Ukraine: Playing for the Long Term

It is an unusual event when a German Chancellor speaks to a joint session of both Houses of Parliament.  This week Angela Merkel used the opportunity of her speech in Westminster to not only talk about the future of Europe but also – and very movingly – of the continent’s past.  She bowed her head to the sacrifices of British servicemen in both wars of the twentieth century.  And she spoke movingly of what might have been had the British nation not stood up to her own country in the darkest moments of the twentieth century.

Of course we are not all fated to replay the 1930s and most of Chancellor Merkel’s speech was rightly given over to the future.  But there could hardly have been a better time for a demonstration of shared values to take place.
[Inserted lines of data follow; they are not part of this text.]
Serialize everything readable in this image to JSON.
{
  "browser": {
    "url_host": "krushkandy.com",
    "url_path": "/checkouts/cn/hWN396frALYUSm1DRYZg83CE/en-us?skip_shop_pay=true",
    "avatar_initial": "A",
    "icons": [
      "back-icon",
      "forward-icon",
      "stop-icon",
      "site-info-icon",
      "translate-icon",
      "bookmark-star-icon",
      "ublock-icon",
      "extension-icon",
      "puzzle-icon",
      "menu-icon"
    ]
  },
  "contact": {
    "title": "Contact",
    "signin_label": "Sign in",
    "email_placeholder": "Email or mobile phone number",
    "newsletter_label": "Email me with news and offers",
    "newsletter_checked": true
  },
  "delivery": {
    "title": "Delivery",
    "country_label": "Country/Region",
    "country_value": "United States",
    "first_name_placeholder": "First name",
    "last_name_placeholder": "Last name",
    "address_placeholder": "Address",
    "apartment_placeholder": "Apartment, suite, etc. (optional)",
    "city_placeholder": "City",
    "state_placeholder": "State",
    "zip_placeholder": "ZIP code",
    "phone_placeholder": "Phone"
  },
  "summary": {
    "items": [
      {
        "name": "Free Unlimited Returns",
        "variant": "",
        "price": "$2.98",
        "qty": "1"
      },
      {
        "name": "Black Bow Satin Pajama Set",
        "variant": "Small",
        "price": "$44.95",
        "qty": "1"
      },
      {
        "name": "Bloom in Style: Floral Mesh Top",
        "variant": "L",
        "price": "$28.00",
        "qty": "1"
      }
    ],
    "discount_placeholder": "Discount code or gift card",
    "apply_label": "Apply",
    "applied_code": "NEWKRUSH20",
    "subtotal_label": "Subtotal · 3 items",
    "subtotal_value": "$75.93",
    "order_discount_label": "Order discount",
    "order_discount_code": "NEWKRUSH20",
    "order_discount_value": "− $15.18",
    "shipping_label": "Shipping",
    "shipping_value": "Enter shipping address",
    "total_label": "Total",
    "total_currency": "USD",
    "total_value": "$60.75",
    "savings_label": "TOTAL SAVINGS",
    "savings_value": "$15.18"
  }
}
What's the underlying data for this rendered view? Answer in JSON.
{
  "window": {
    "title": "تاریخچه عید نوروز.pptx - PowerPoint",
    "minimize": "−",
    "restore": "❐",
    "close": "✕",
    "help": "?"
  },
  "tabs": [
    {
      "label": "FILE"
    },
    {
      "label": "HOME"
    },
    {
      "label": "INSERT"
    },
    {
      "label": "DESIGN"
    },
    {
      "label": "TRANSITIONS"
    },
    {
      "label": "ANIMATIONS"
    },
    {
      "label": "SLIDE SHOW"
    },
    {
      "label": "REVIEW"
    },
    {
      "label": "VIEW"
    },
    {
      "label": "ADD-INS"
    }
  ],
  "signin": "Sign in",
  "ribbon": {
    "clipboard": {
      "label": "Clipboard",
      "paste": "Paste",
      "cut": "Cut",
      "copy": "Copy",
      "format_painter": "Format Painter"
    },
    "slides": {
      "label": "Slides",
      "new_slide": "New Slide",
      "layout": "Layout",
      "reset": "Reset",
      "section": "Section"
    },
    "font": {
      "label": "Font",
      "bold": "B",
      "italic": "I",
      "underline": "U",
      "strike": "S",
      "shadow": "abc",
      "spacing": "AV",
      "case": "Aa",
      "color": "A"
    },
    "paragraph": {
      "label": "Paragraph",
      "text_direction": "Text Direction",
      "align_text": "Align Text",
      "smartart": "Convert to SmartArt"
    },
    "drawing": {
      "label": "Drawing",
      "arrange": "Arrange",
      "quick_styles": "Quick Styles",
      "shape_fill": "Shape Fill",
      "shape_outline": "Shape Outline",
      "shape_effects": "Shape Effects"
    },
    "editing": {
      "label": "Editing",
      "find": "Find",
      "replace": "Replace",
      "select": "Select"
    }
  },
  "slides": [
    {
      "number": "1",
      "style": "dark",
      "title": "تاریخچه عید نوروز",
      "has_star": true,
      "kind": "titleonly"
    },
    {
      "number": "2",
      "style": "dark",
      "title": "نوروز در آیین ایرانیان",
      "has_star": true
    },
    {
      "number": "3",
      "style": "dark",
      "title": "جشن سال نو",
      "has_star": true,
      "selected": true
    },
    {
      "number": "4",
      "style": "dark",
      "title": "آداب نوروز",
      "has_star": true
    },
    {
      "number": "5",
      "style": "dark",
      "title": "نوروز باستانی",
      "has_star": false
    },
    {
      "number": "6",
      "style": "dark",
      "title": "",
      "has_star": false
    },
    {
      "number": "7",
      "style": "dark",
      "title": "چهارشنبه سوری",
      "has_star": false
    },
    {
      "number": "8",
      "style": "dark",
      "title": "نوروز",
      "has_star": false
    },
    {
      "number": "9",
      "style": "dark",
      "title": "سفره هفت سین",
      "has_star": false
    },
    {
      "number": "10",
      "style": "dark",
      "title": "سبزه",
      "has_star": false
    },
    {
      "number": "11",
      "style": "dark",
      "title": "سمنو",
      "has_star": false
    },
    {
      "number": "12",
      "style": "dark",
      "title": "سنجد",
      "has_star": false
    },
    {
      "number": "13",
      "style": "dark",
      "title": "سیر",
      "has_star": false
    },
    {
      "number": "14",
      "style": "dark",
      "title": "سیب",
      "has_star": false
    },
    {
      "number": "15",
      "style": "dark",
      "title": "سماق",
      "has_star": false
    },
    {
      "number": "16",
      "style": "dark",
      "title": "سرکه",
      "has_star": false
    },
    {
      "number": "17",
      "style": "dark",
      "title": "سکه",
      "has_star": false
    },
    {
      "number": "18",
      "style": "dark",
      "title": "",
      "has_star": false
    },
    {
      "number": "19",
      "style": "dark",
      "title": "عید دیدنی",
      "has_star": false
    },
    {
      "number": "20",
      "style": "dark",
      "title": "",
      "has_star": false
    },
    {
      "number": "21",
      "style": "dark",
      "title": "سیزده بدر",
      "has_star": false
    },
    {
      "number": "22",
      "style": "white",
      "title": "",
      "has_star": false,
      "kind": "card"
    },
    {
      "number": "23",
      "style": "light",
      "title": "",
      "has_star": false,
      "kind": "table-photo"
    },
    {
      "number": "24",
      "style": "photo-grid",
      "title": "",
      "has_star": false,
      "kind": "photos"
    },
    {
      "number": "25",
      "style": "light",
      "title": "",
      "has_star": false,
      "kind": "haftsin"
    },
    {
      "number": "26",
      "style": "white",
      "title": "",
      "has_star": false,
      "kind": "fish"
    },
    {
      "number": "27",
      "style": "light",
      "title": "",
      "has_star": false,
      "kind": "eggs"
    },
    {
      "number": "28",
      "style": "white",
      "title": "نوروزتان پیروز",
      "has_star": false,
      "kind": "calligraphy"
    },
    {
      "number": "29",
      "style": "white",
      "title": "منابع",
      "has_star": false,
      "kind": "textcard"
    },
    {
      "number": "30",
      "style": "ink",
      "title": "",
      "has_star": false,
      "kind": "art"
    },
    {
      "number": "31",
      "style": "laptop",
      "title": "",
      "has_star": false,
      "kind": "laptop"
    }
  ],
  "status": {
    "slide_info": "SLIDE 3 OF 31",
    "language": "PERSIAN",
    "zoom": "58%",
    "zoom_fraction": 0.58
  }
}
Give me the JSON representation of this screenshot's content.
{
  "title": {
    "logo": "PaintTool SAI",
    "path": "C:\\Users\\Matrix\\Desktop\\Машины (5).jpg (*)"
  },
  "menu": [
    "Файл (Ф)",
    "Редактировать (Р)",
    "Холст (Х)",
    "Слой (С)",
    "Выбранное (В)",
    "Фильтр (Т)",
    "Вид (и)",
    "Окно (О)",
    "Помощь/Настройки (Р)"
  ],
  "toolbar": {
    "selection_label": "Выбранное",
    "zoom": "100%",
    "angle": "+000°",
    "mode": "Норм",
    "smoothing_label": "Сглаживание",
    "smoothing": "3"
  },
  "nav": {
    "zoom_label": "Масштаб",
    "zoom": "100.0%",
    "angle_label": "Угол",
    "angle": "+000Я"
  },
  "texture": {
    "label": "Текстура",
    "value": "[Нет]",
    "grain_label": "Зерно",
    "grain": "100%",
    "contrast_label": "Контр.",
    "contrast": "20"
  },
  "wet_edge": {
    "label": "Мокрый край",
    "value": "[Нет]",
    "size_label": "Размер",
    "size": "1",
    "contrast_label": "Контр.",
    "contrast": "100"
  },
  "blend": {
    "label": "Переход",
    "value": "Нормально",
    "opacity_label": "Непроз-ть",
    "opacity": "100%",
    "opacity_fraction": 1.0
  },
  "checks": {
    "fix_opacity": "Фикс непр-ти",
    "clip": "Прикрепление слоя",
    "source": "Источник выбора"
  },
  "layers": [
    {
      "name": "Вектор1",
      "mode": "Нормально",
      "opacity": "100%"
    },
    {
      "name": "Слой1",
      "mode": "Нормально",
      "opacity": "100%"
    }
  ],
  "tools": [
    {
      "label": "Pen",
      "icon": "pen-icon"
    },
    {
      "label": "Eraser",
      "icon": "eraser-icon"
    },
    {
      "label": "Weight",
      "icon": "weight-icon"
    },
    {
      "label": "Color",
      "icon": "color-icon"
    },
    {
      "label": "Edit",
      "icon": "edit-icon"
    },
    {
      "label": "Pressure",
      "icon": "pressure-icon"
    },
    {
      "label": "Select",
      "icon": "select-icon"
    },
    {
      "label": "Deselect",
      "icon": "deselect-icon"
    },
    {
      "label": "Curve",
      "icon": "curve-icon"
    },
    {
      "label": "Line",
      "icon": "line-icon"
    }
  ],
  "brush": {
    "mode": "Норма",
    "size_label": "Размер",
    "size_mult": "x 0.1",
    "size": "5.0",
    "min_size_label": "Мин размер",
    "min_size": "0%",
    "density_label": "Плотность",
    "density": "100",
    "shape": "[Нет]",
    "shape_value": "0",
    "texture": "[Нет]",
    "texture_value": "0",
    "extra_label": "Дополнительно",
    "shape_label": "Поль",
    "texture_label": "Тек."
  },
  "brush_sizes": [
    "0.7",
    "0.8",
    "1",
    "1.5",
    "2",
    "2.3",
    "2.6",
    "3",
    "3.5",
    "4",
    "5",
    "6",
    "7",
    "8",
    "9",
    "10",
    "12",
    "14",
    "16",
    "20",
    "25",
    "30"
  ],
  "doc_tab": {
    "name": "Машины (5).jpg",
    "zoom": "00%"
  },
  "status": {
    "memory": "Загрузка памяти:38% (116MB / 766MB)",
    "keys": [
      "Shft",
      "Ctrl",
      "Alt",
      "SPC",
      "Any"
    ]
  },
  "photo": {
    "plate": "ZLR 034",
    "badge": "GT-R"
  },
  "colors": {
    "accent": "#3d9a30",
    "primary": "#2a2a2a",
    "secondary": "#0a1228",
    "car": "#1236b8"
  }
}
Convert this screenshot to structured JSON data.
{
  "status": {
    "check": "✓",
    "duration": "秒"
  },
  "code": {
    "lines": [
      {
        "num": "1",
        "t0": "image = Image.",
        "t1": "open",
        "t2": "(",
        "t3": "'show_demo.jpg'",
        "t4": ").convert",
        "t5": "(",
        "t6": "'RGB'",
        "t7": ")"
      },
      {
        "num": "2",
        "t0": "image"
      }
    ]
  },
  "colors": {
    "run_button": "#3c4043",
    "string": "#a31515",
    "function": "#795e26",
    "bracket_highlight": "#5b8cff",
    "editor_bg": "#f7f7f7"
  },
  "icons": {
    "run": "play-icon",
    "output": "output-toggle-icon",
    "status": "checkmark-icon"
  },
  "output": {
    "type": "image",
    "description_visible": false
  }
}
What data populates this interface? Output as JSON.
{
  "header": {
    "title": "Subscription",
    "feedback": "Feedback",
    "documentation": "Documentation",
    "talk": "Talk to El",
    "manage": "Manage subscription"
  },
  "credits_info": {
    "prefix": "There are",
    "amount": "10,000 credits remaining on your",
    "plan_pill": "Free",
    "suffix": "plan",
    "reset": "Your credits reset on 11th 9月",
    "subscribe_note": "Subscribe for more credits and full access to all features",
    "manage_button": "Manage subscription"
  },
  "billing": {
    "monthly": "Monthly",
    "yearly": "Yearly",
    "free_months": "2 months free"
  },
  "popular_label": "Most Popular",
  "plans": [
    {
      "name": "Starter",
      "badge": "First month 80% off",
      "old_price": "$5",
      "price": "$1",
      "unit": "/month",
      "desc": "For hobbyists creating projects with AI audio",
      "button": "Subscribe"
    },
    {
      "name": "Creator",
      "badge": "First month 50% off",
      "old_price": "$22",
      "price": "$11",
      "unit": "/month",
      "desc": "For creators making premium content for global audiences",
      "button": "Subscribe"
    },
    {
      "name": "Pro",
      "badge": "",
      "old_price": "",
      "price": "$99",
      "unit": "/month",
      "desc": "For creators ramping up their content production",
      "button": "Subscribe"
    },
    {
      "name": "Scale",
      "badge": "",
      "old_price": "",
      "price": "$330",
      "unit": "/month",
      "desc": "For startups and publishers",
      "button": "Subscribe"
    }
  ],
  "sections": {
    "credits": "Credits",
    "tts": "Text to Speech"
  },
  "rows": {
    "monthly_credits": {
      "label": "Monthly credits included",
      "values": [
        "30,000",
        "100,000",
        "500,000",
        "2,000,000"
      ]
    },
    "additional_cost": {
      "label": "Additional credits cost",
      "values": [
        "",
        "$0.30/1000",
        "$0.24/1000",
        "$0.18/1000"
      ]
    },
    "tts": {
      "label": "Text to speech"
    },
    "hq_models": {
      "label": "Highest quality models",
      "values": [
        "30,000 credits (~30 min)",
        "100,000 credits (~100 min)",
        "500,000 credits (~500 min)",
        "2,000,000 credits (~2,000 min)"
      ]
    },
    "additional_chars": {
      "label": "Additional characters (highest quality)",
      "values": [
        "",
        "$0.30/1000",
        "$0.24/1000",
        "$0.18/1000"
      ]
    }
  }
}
Because as Britain’s Parliamentarians sat listening to the German Chancellor, the very future of a state on the outskirts of Europe hung in the balance.  After weeks of wrangling, Viktor Yanukovych – the elected leader of Ukraine – has fled. Part of his security apparatus literally got down upon their knees to beg forgiveness from the population it had been firing on earlier in the week, and the whole future of the nation remains in the balance.  What can we take from all this?  Many things.  One is that there is in Ukraine, as there is in so many countries, not just one struggle but a set of struggles.  It is not merely a divide between West and East, free and unfree societies.  But it is partly that.  The deposed Yanukovych now cropping up in Moscow is a reminder to us of that.

As every European state has learned at some time or another, the process of movement towards freedom is never smooth.  And the extent to which outside actors can engage in shaping futures is unarguable.  But in a struggle for values – a struggle for the hearts and minds of populations – one thing matters more than any other.

That is whether – when people say that they want to be part of what you are part of – you tell them to go away, or whether you embrace them and encourage them.  Russia’s President Putin believes that the Ukraine lies in his sphere.  Many people in Ukraine fervently disagree.  To that extent there is undoubtedly a struggle over, and flexing of, wills.  Of course autocrats can often seem reassuring in the short term, which is exactly when democracies can seem most distracted, flaky and worrisome.

But it is to the long term that we must all look.

And that is why it was doubly important to see Chancellor Merkel speaking in Westminster this week.  For it was testament not only to the long-term strength of the world’s democracies, but a reminder that even the worst totalitarianisms can falter before the best freedoms.